Often times, most jobseekers have little or no idea about smarter ways to get a job, and so they confine themselves to waiting for vacancy adverts before they can file applications and they lose sight of the opportunity of volunteering offers. Apart from getting hands-on experience needed by employers, volunteering provides a jobseeker with what to fix on a CV. Also, volunteers have first-hand information when there is an opening and who is in charge of recruiting. In addition, most organizations consider their volunteers for employment because they are beginning to learn the culture and values of the organization, except where their volunteers are not the ideal match for the opening. Furthermore, in most cases, volunteers do not have the same work schedule. Volunteers enjoy a meager allowance; this could take care of the cost of filling applications and postages. Besides, there is honour in going out and coming in, and this saves one from idleness, and being a suspect when something is missing in the surroundings.

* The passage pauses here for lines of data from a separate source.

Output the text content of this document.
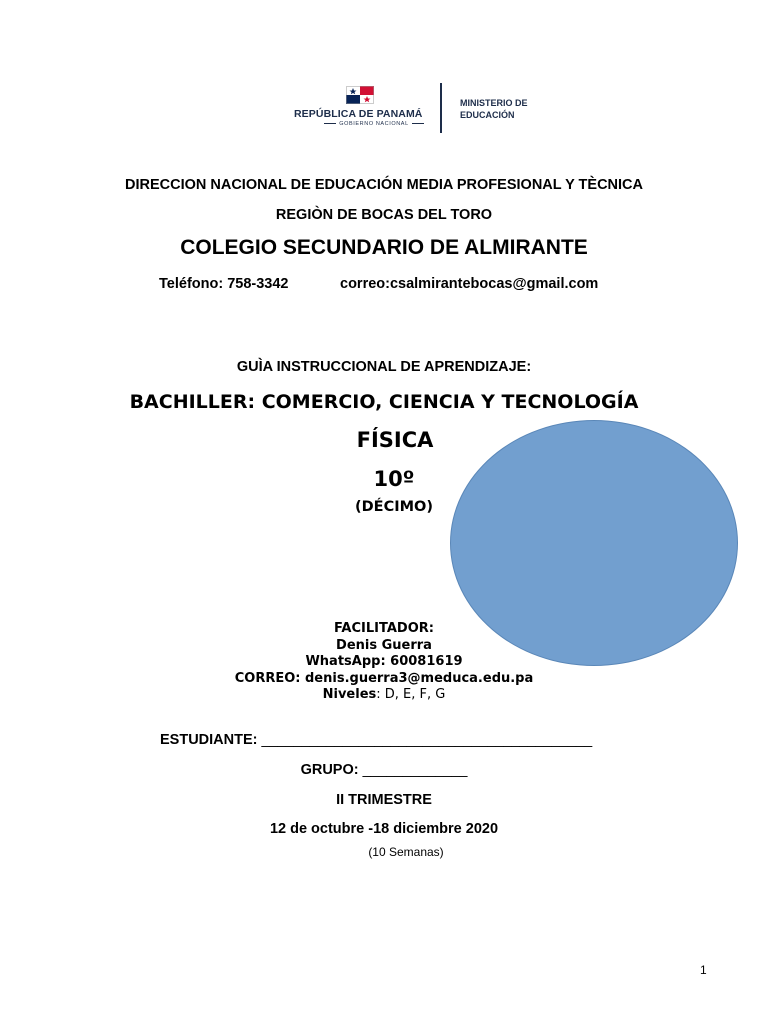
REPÚBLICA DE PANAMÁ
GOBIERNO NACIONAL
MINISTERIO DE
EDUCACIÓN
DIRECCION NACIONAL DE EDUCACIÓN MEDIA PROFESIONAL Y TÈCNICA
REGIÒN DE BOCAS DEL TORO
COLEGIO SECUNDARIO DE ALMIRANTE
Teléfono: 758-3342	correo:csalmirantebocas@gmail.com
GUÌA INSTRUCCIONAL DE APRENDIZAJE:
BACHILLER: COMERCIO, CIENCIA Y TECNOLOGÍA
FÍSICA
10º
(DÉCIMO)
FACILITADOR:
Denis Guerra
WhatsApp: 60081619
CORREO: denis.guerra3@meduca.edu.pa
Niveles: D, E, F, G
ESTUDIANTE: _________________________________________
GRUPO: _____________
II TRIMESTRE
12 de octubre -18 diciembre 2020
(10 Semanas)
1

Mandira Paul, a Swedish volunteer in Nigeria shares her experience:

Mandira Paul

I’m a biomedicine student in Sweden, and I have spent these last six weeks in Jos, Nigeria. I’ve come here to gain experience, learn a new culture and hopefully share my culture and experiences from my country. I’ve spent most of the summer together with a student run organization called AIESEC working on project ASK. This is a project where we go out to secondary schools to teach students about HIV/AIDS and related topics. It’s been a lot of fun, interesting and very challenging at the same time. The project is now finished and my remaining time here will be spent working together with Mashiah foundation. This is to be able to see how an NGO works and to hopefully reach out to people and perhaps teach them a little something.

Since coming here, a lot of students residing in Jos keep telling me how jealous they are of me being able to work with an NGO, travel to villages, meet HIV-infected people and gain experience at the same time, making a difference. The thing is, just because I’m from Sweden doesn’t make me more useful here; I would say it’s the opposite. Everyone and anyone can apply to work as a volunteer. It is needed and not only does it give you the opportunity to help other people, it also give you something to write on your resume, that will make you unique when applying for a job. Instead of sitting at home, witing to get admission into the university or waiting for the strike to be over, go and gather knowledge elsewhere. There is a lot to learn.

In Sweden, many youths start working at the age of 16. They work in clothes’ stores, supermarkets, within telemarketing, etc,–basically anything that doesn’t require a higher education. Secondary school finishes the year you turn 18 or 19 and after that, most graduates choose to work for at least one year, in order to gain experience and knowledge. Because if you finish your university degree and apply for a job, one of the first things the employer will ask you about is your work experience. So working or volunteering in an NGO would actually combine work experience, making a difference and a forum for you to learn and develop as a person.

My two months here have been amazing, and I can’t wait to come back here to continue my work, so I hope to see you in the field someday.